Jang’s Family Hit with Prison Camp Transfer

Following the execution of Jang Song Taek
for allegedly plotting to overthrow the North Korean state, Daily NK has learned that a substantial number of the
former elite official’s blood relatives are being transferred to
political prison camps.

“At around 10PM on the night of the 13th,
the day after Jang was executed, armed men from the Ministry of State Security
arrived unannounced in the Pyongchon area of Pyongyang where a lot of his
relatives lived,” a source from the North Korean capital reported to Daily NK
on the 20th. “They took away a few hundred people. As far as I know they were
taken off to political prison camp.”

“It wasn’t just his close relatives who
were taken away, but distant relatives too like the relatives of his father,” he added. “In these circumstances even his relatives outside Pyongyang aren’t
safe.”

According to the source, people were
already astonished by the news of Jang’s execution, but now they are even more fearful
as local households have started disappeared overnight. Because the crimes that
Jang is officially said to have committed are extremely serious felonies, some
expect his family to be executed, while others presume they will be permanently
incarcerated.

The source also reported that once news of
Jang’s arrest by the secret police got around, a portion of those people who were
worried that their links to him might lead to punishment even volunteered to take
part in “revolutionization” by laboring on farms or in mines.

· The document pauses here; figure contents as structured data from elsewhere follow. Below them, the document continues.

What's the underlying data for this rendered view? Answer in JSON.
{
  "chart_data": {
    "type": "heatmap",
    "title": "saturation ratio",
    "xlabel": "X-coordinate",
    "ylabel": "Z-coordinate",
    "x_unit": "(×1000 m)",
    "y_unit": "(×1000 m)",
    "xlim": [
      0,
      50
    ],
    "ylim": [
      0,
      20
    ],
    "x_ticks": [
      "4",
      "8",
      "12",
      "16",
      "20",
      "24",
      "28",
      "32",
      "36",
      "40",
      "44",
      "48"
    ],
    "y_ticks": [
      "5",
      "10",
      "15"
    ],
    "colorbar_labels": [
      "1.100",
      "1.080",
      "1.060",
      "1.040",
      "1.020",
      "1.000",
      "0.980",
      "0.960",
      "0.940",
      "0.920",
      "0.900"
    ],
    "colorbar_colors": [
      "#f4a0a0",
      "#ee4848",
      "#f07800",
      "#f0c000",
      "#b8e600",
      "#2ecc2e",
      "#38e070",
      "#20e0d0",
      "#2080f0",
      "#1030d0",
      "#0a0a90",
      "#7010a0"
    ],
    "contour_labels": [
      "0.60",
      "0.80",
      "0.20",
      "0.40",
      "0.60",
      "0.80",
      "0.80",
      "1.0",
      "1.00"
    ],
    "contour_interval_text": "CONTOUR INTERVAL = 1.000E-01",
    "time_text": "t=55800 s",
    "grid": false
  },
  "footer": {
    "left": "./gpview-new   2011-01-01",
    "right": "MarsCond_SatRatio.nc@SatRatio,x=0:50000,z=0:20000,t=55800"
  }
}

“It seems like they are trying to take
self-imposed punishment in order to evade a more stringent one, but they’ll
find it difficult to escape that way. Jang’s crimes are ‘anti-Party, counter-revolutionary
factionalism,’ so of course they will have to say that his family challenged
the system. For this reason, severe punishment awaits.”

Looking at the background to the latest step
in the eradication of Jang Song Taek from North Korean officialdom, the source said
that the fundamental purpose is to quash all potential for internal unrest. “In
reality there are quite a few people who have doubts about Jang Song Taek’s
alleged crimes,” he said. “They know that the authorities can find a
pretext for anything if they really want to, so they are being very careful not
to draw attention to themselves.”

“The Upper [the authorities] have been telling us
that it’s fine to continue as normal, and there has been no real worsening of
everyday restrictions, for example on market activity,” he concluded. However, “Many
people have no idea what could happen to them next. Actually, the number of
people coming to trade in the markets is slowly decreasing.”